Saying "love counts for a lot," Bush promised: "You will grow up with a lot of love in your life  . . . May your exciting life ahead of you be full of happiness. I know it will be." By hand, he added, "I love you already."

That was vintage Bush, said Canary, a special assistant to the president for three years.

"The lessons that he taught so many of us were that kindness, love, compassion, integrity, public service — these are the real foundations of how someone should live his or her life," said Canary, a former Suffolk County elections commissioner who, after his White House stint, was the Republican National Committee's chief of staff.

"That is why we mourn him on this day," said Canary, speaking from Montgomery, Alabama, where he led the Business Council of Alabama before becoming a U.S. Chamber of Commerce senior fellow. 

Bill Dal Col, a former Babylon councilman, veteran of Bush's 1988 campaign, and twice Steve Forbes' presidential campaign manager, defined one of Bush's paramount values: "It was do the right thing, and you'll end up at the right place." 

Staffers "always knew at the end of the day, he was the rock at the center, and if you felt any difficulty, you knew where to turn," said Dal Col, who is now chief executive of Potomac Strategic Communications, in Washington, D.C.

"What you always saw was somebody who was steady, who provided calm leadership, and even in difficult situations, showed an optimistic outlook," he added.

Pollster Michael Dawidziak witnessed Bush's composure after his third-place finish in the 1988 Iowa caucuses. "I'm sure on the inside he was very upset . . . but he never showed it. And that was the kind of person he was."

"He was the definition of grace under fire. There was not a chance in the world he was going to show how he really felt," said Dawidziak, founder of Sayville's Strategic Planning Systems Inc.

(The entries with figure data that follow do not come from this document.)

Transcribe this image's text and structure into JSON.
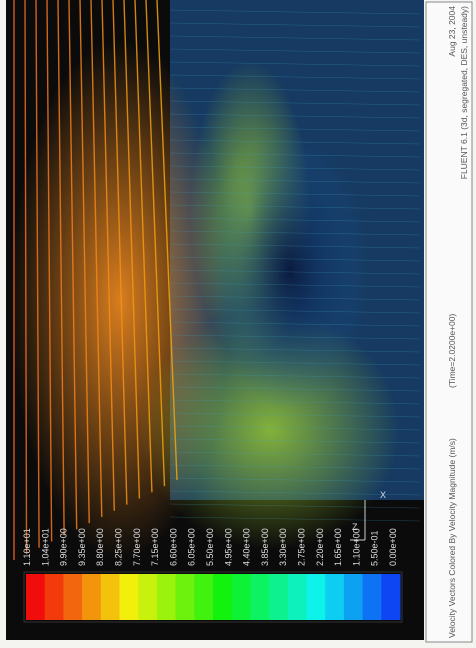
{
  "colorbar": {
    "labels": [
      "1.10e+01",
      "1.04e+01",
      "9.90e+00",
      "9.35e+00",
      "8.80e+00",
      "8.25e+00",
      "7.70e+00",
      "7.15e+00",
      "6.60e+00",
      "6.05e+00",
      "5.50e+00",
      "4.95e+00",
      "4.40e+00",
      "3.85e+00",
      "3.30e+00",
      "2.75e+00",
      "2.20e+00",
      "1.65e+00",
      "1.10e+00",
      "5.50e-01",
      "0.00e+00"
    ]
  },
  "axes": {
    "z": "Z",
    "x": "X"
  },
  "caption": {
    "title": "Velocity Vectors Colored By Velocity Magnitude (m/s)",
    "time": "(Time=2.0200e+00)",
    "date": "Aug 23, 2004",
    "solver": "FLUENT 6.1 (3d, segregated, DES, unsteady)"
  }
}
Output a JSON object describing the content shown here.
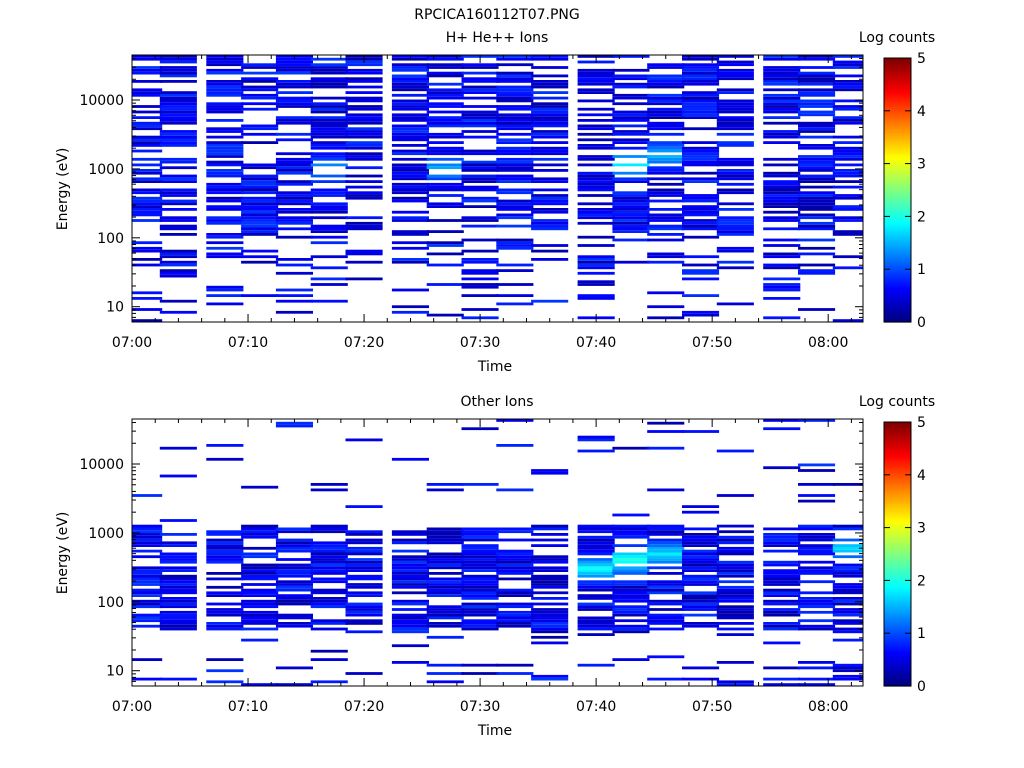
{
  "figure": {
    "title": "RPCICA160112T07.PNG"
  },
  "colorbar": {
    "label": "Log counts",
    "ticks": [
      "0",
      "1",
      "2",
      "3",
      "4",
      "5"
    ],
    "range": [
      0,
      5
    ]
  },
  "chart_data": [
    {
      "type": "heatmap",
      "title": "H+ He++ Ions",
      "xlabel": "Time",
      "ylabel": "Energy (eV)",
      "yscale": "log",
      "ylim": [
        6,
        45000
      ],
      "xlim_minutes": [
        0,
        63
      ],
      "xticks": [
        "07:00",
        "07:10",
        "07:20",
        "07:30",
        "07:40",
        "07:50",
        "08:00"
      ],
      "yticks": [
        "10",
        "100",
        "1000",
        "10000"
      ],
      "time_bins": [
        "07:01",
        "07:04",
        "07:08",
        "07:11",
        "07:14",
        "07:17",
        "07:20",
        "07:24",
        "07:27",
        "07:30",
        "07:33",
        "07:36",
        "07:40",
        "07:43",
        "07:46",
        "07:49",
        "07:52",
        "07:56",
        "07:59",
        "08:02"
      ],
      "energy_range_eV": [
        6,
        45000
      ],
      "energy_channels": 96,
      "colorbar_label": "Log counts",
      "colorbar_range": [
        0,
        5
      ],
      "intensity_peaks": [
        {
          "time": "07:27",
          "energy_eV": 1000,
          "log_counts": 1.5
        },
        {
          "time": "07:43",
          "energy_eV": 1200,
          "log_counts": 1.8
        },
        {
          "time": "07:46",
          "energy_eV": 1600,
          "log_counts": 1.6
        },
        {
          "time": "07:17",
          "energy_eV": 1000,
          "log_counts": 1.3
        }
      ]
    },
    {
      "type": "heatmap",
      "title": "Other Ions",
      "xlabel": "Time",
      "ylabel": "Energy (eV)",
      "yscale": "log",
      "ylim": [
        6,
        45000
      ],
      "xlim_minutes": [
        0,
        63
      ],
      "xticks": [
        "07:00",
        "07:10",
        "07:20",
        "07:30",
        "07:40",
        "07:50",
        "08:00"
      ],
      "yticks": [
        "10",
        "100",
        "1000",
        "10000"
      ],
      "time_bins": [
        "07:01",
        "07:04",
        "07:08",
        "07:11",
        "07:14",
        "07:17",
        "07:20",
        "07:24",
        "07:27",
        "07:30",
        "07:33",
        "07:36",
        "07:40",
        "07:43",
        "07:46",
        "07:49",
        "07:52",
        "07:56",
        "07:59",
        "08:02"
      ],
      "energy_range_eV": [
        6,
        45000
      ],
      "energy_channels": 96,
      "colorbar_label": "Log counts",
      "colorbar_range": [
        0,
        5
      ],
      "intensity_peaks": [
        {
          "time": "07:40",
          "energy_eV": 300,
          "log_counts": 1.8
        },
        {
          "time": "07:43",
          "energy_eV": 400,
          "log_counts": 2.0
        },
        {
          "time": "07:46",
          "energy_eV": 500,
          "log_counts": 1.7
        },
        {
          "time": "08:02",
          "energy_eV": 600,
          "log_counts": 1.6
        }
      ]
    }
  ]
}
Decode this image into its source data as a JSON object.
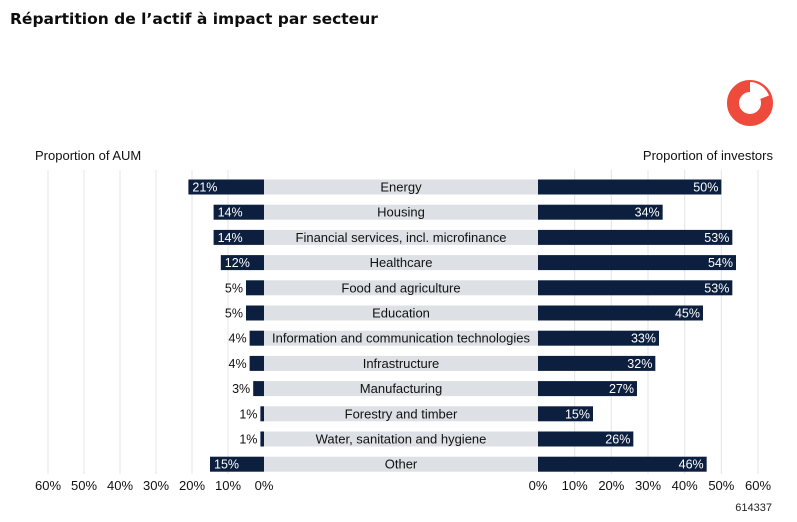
{
  "title": "Répartition de l’actif à impact par secteur",
  "footnote": "614337",
  "logo": {
    "icon": "ring-logo-icon",
    "color": "#ef4b3c"
  },
  "colors": {
    "bar": "#0c1f3f",
    "label_band": "#dde1e5",
    "grid": "#e2e5e8",
    "text": "#111111"
  },
  "chart_data": {
    "type": "bar",
    "orientation": "horizontal-butterfly",
    "categories": [
      "Energy",
      "Housing",
      "Financial services, incl. microfinance",
      "Healthcare",
      "Food and agriculture",
      "Education",
      "Information and communication technologies",
      "Infrastructure",
      "Manufacturing",
      "Forestry and timber",
      "Water, sanitation and hygiene",
      "Other"
    ],
    "series": [
      {
        "name": "Proportion of AUM",
        "side": "left",
        "values": [
          21,
          14,
          14,
          12,
          5,
          5,
          4,
          4,
          3,
          1,
          1,
          15
        ],
        "labels": [
          "21%",
          "14%",
          "14%",
          "12%",
          "5%",
          "5%",
          "4%",
          "4%",
          "3%",
          "1%",
          "1%",
          "15%"
        ]
      },
      {
        "name": "Proportion of investors",
        "side": "right",
        "values": [
          50,
          34,
          53,
          54,
          53,
          45,
          33,
          32,
          27,
          15,
          26,
          46
        ],
        "labels": [
          "50%",
          "34%",
          "53%",
          "54%",
          "53%",
          "45%",
          "33%",
          "32%",
          "27%",
          "15%",
          "26%",
          "46%"
        ]
      }
    ],
    "left_axis": {
      "range": [
        0,
        60
      ],
      "ticks": [
        "0%",
        "10%",
        "20%",
        "30%",
        "40%",
        "50%",
        "60%"
      ]
    },
    "right_axis": {
      "range": [
        0,
        60
      ],
      "ticks": [
        "0%",
        "10%",
        "20%",
        "30%",
        "40%",
        "50%",
        "60%"
      ]
    },
    "grid": true,
    "value_unit": "%"
  }
}
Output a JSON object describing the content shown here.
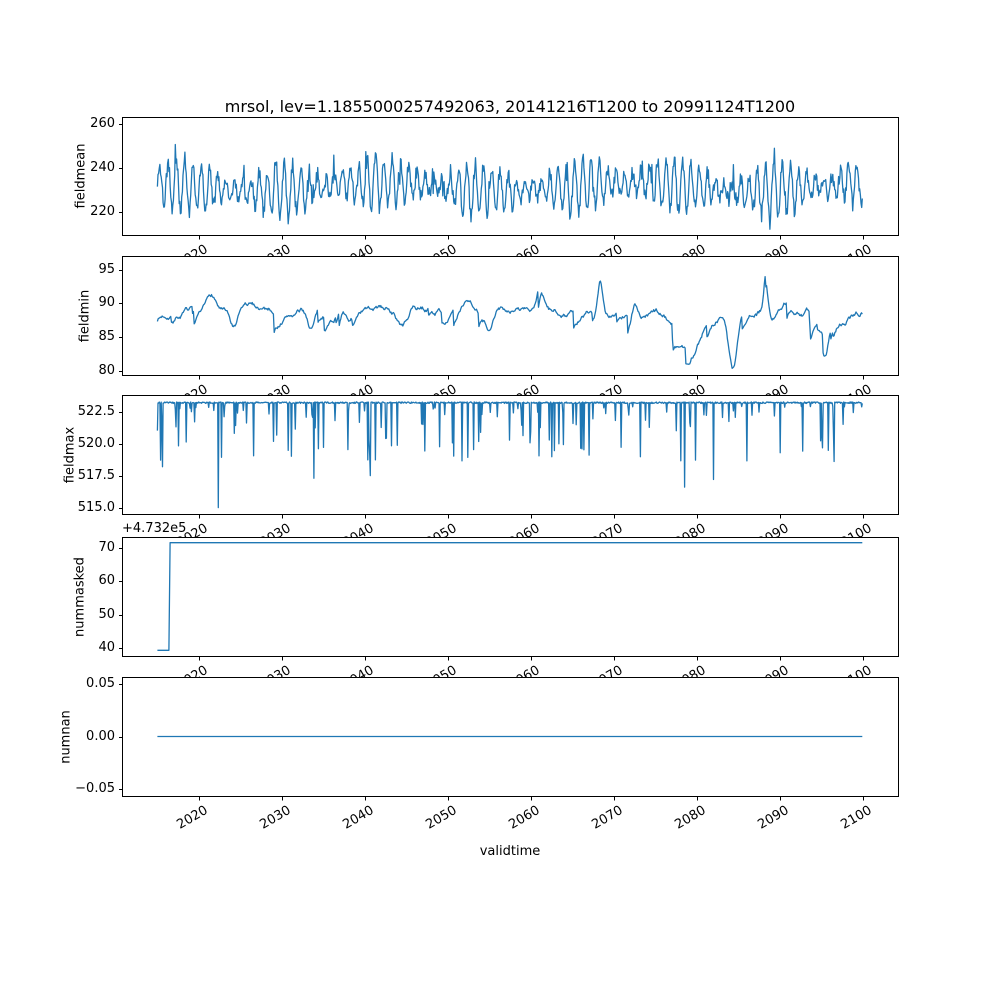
{
  "figure": {
    "title": "mrsol, lev=1.1855000257492063, 20141216T1200 to 20991124T1200",
    "xlabel": "validtime",
    "line_color": "#1f77b4",
    "background": "#ffffff",
    "xlim": [
      2010.7,
      2104.2
    ],
    "xticks": {
      "values": [
        2020,
        2030,
        2040,
        2050,
        2060,
        2070,
        2080,
        2090,
        2100
      ],
      "labels": [
        "2020",
        "2030",
        "2040",
        "2050",
        "2060",
        "2070",
        "2080",
        "2090",
        "2100"
      ]
    }
  },
  "chart_data": [
    {
      "type": "line",
      "ylabel": "fieldmean",
      "x_range": [
        2014.96,
        2099.9
      ],
      "ylim": [
        209.5,
        263.2
      ],
      "yticks": {
        "values": [
          220,
          240,
          260
        ],
        "labels": [
          "220",
          "240",
          "260"
        ]
      },
      "summary": "Dense annual-cycle series oscillating between about 212 and 260, mean near 232, occasional peaks reaching 260",
      "gen": {
        "mode": "seasonal",
        "seed": 11,
        "n": 1100,
        "base": 231.5,
        "season_amp": 8,
        "amp_var": 4,
        "noise": 6,
        "spike_up": 12,
        "clamp": [
          211.5,
          260.5
        ]
      }
    },
    {
      "type": "line",
      "ylabel": "fieldmin",
      "x_range": [
        2014.96,
        2099.9
      ],
      "ylim": [
        79.4,
        97.0
      ],
      "yticks": {
        "values": [
          80,
          85,
          90,
          95
        ],
        "labels": [
          "80",
          "85",
          "90",
          "95"
        ]
      },
      "summary": "Slowly wandering series around 85-92 with a deep dip to about 80.3 near 2084 and sharp peaks to about 96 near 2068 and 2088",
      "gen": {
        "mode": "walk",
        "seed": 7,
        "n": 900,
        "start": 87.5,
        "mean": 88.3,
        "revert": 0.06,
        "drift": 0.05,
        "step": 0.55,
        "clamp": [
          84.0,
          91.5
        ],
        "final_clamp": [
          79.9,
          96.2
        ],
        "events": [
          {
            "x": 2021.5,
            "a": 2.2,
            "w": 0.7
          },
          {
            "x": 2024.2,
            "a": -3.2,
            "w": 0.8
          },
          {
            "x": 2033.5,
            "a": -2.6,
            "w": 0.6
          },
          {
            "x": 2037.2,
            "a": 2.8,
            "w": 0.5
          },
          {
            "x": 2044.5,
            "a": -2.5,
            "w": 0.9
          },
          {
            "x": 2052.3,
            "a": 2.6,
            "w": 1.1
          },
          {
            "x": 2055.0,
            "a": -3.0,
            "w": 0.5
          },
          {
            "x": 2061.2,
            "a": 3.4,
            "w": 0.6
          },
          {
            "x": 2068.3,
            "a": 5.6,
            "w": 0.45
          },
          {
            "x": 2072.5,
            "a": 2.8,
            "w": 0.5
          },
          {
            "x": 2079.0,
            "a": -4.2,
            "w": 2.2
          },
          {
            "x": 2084.3,
            "a": -8.6,
            "w": 0.7
          },
          {
            "x": 2088.3,
            "a": 6.4,
            "w": 0.35
          },
          {
            "x": 2091.0,
            "a": 2.2,
            "w": 1.5
          },
          {
            "x": 2095.5,
            "a": -3.4,
            "w": 0.5
          }
        ]
      }
    },
    {
      "type": "line",
      "ylabel": "fieldmax",
      "x_range": [
        2014.96,
        2099.9
      ],
      "ylim": [
        514.5,
        523.8
      ],
      "yticks": {
        "values": [
          515.0,
          517.5,
          520.0,
          522.5
        ],
        "labels": [
          "515.0",
          "517.5",
          "520.0",
          "522.5"
        ]
      },
      "summary": "Nearly constant near 523.2 with frequent short downward spikes, deepest to 515.0 near 2022",
      "gen": {
        "mode": "spikes",
        "seed": 23,
        "n": 1100,
        "base": 523.2,
        "jitter": 0.12,
        "spike_p": 0.09,
        "spike_min": 0.3,
        "spike_max": 4.6,
        "forced": [
          [
            2015.6,
            518.2
          ],
          [
            2022.3,
            515.0
          ],
          [
            2033.8,
            517.3
          ],
          [
            2040.6,
            517.5
          ],
          [
            2078.5,
            516.6
          ],
          [
            2082.0,
            517.2
          ],
          [
            2096.5,
            518.6
          ]
        ]
      }
    },
    {
      "type": "line",
      "ylabel": "nummasked",
      "x_range": [
        2014.96,
        2099.9
      ],
      "ylim": [
        37.6,
        73.2
      ],
      "offset_text": "+4.732e5",
      "yticks": {
        "values": [
          40,
          50,
          60,
          70
        ],
        "labels": [
          "40",
          "50",
          "60",
          "70"
        ]
      },
      "summary": "Step function with axis offset +4.732e5: about 39 until late 2016, then about 71 for the rest of the record",
      "points": [
        [
          2014.96,
          39.3
        ],
        [
          2016.35,
          39.3
        ],
        [
          2016.5,
          71.5
        ],
        [
          2099.9,
          71.5
        ]
      ]
    },
    {
      "type": "line",
      "ylabel": "numnan",
      "x_range": [
        2014.96,
        2099.9
      ],
      "ylim": [
        -0.057,
        0.057
      ],
      "yticks": {
        "values": [
          -0.05,
          0.0,
          0.05
        ],
        "labels": [
          "−0.05",
          "0.00",
          "0.05"
        ]
      },
      "summary": "Constant zero for the whole record",
      "points": [
        [
          2014.96,
          0
        ],
        [
          2099.9,
          0
        ]
      ]
    }
  ]
}
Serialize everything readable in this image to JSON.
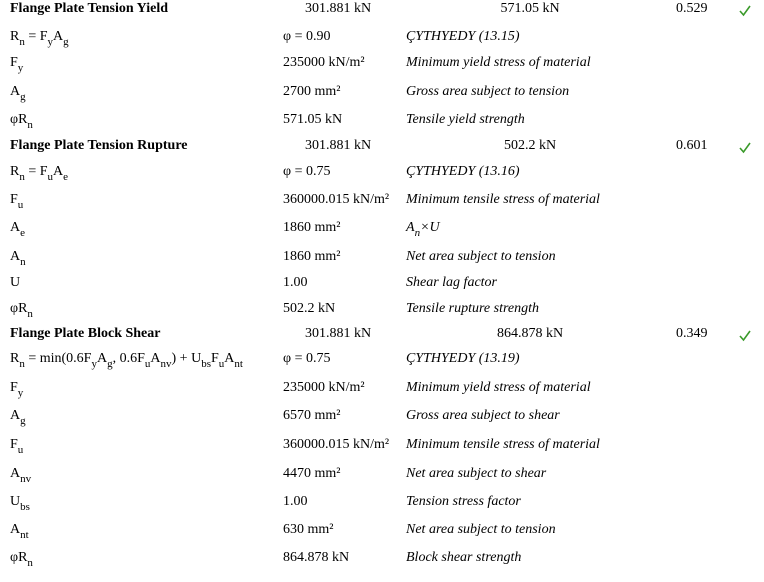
{
  "sections": [
    {
      "title": "Flange Plate Tension Yield",
      "demand": "301.881 kN",
      "capacity": "571.05 kN",
      "ratio": "0.529",
      "rows": [
        {
          "symbol": [
            {
              "text": "R",
              "sub": "n"
            },
            {
              "text": " = F",
              "sub": "y"
            },
            {
              "text": "A",
              "sub": "g"
            }
          ],
          "value": "φ = 0.90",
          "note": "ÇYTHYEDY (13.15)"
        },
        {
          "symbol": [
            {
              "text": "F",
              "sub": "y"
            }
          ],
          "value": "235000 kN/m²",
          "note": "Minimum yield stress of material"
        },
        {
          "symbol": [
            {
              "text": "A",
              "sub": "g"
            }
          ],
          "value": "2700 mm²",
          "note": "Gross area subject to tension"
        },
        {
          "symbol": [
            {
              "text": "φR",
              "sub": "n"
            }
          ],
          "value": "571.05 kN",
          "note": "Tensile yield strength"
        }
      ]
    },
    {
      "title": "Flange Plate Tension Rupture",
      "demand": "301.881 kN",
      "capacity": "502.2 kN",
      "ratio": "0.601",
      "rows": [
        {
          "symbol": [
            {
              "text": "R",
              "sub": "n"
            },
            {
              "text": " = F",
              "sub": "u"
            },
            {
              "text": "A",
              "sub": "e"
            }
          ],
          "value": "φ = 0.75",
          "note": "ÇYTHYEDY (13.16)"
        },
        {
          "symbol": [
            {
              "text": "F",
              "sub": "u"
            }
          ],
          "value": "360000.015 kN/m²",
          "note": "Minimum tensile stress of material"
        },
        {
          "symbol": [
            {
              "text": "A",
              "sub": "e"
            }
          ],
          "value": "1860 mm²",
          "note": [
            {
              "text": "A",
              "sub": "n"
            },
            {
              "text": "×U"
            }
          ]
        },
        {
          "symbol": [
            {
              "text": "A",
              "sub": "n"
            }
          ],
          "value": "1860 mm²",
          "note": "Net area subject to tension"
        },
        {
          "symbol": [
            {
              "text": "U"
            }
          ],
          "value": "1.00",
          "note": "Shear lag factor"
        },
        {
          "symbol": [
            {
              "text": "φR",
              "sub": "n"
            }
          ],
          "value": "502.2 kN",
          "note": "Tensile rupture strength"
        }
      ]
    },
    {
      "title": "Flange Plate Block Shear",
      "demand": "301.881 kN",
      "capacity": "864.878 kN",
      "ratio": "0.349",
      "rows": [
        {
          "symbol": [
            {
              "text": "R",
              "sub": "n"
            },
            {
              "text": " = min(0.6F",
              "sub": "y"
            },
            {
              "text": "A",
              "sub": "g"
            },
            {
              "text": ", 0.6F",
              "sub": "u"
            },
            {
              "text": "A",
              "sub": "nv"
            },
            {
              "text": ") + U",
              "sub": "bs"
            },
            {
              "text": "F",
              "sub": "u"
            },
            {
              "text": "A",
              "sub": "nt"
            }
          ],
          "value": "φ = 0.75",
          "note": "ÇYTHYEDY (13.19)"
        },
        {
          "symbol": [
            {
              "text": "F",
              "sub": "y"
            }
          ],
          "value": "235000 kN/m²",
          "note": "Minimum yield stress of material"
        },
        {
          "symbol": [
            {
              "text": "A",
              "sub": "g"
            }
          ],
          "value": "6570 mm²",
          "note": "Gross area subject to shear"
        },
        {
          "symbol": [
            {
              "text": "F",
              "sub": "u"
            }
          ],
          "value": "360000.015 kN/m²",
          "note": "Minimum tensile stress of material"
        },
        {
          "symbol": [
            {
              "text": "A",
              "sub": "nv"
            }
          ],
          "value": "4470 mm²",
          "note": "Net area subject to shear"
        },
        {
          "symbol": [
            {
              "text": "U",
              "sub": "bs"
            }
          ],
          "value": "1.00",
          "note": "Tension stress factor"
        },
        {
          "symbol": [
            {
              "text": "A",
              "sub": "nt"
            }
          ],
          "value": "630 mm²",
          "note": "Net area subject to tension"
        },
        {
          "symbol": [
            {
              "text": "φR",
              "sub": "n"
            }
          ],
          "value": "864.878 kN",
          "note": "Block shear strength"
        }
      ]
    }
  ]
}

Bush was less restrained after his comeback primary win in New Hampshire. He was "ecstatic," Dawidziak said.

"He was a man of honor, a man that service and honor meant something to him," Dawidziak said.

"And that filtered down to everybody," he said, explaining this led Dawidziak to remove a satirical poster of Bill Clinton after Clinton's victory in the heated 1992 election, telling his staff,  "Now that he's president, he deserves the respect of the office."    

Bush's finest qualities carried him through his life after the presidency, Dal Col said.

"Once he left office, he maintained the highest standard he had set while in office, and he was always available to people," Dal Col said, citing how Bush befriended his former adversary Clinton.

Bush was extraordinary for his compassion, concern and sincerity, he said.

"When he talked to you, you felt he was talking to you directly," Dal Col said. "He was not one to look over his shoulder to see who was next."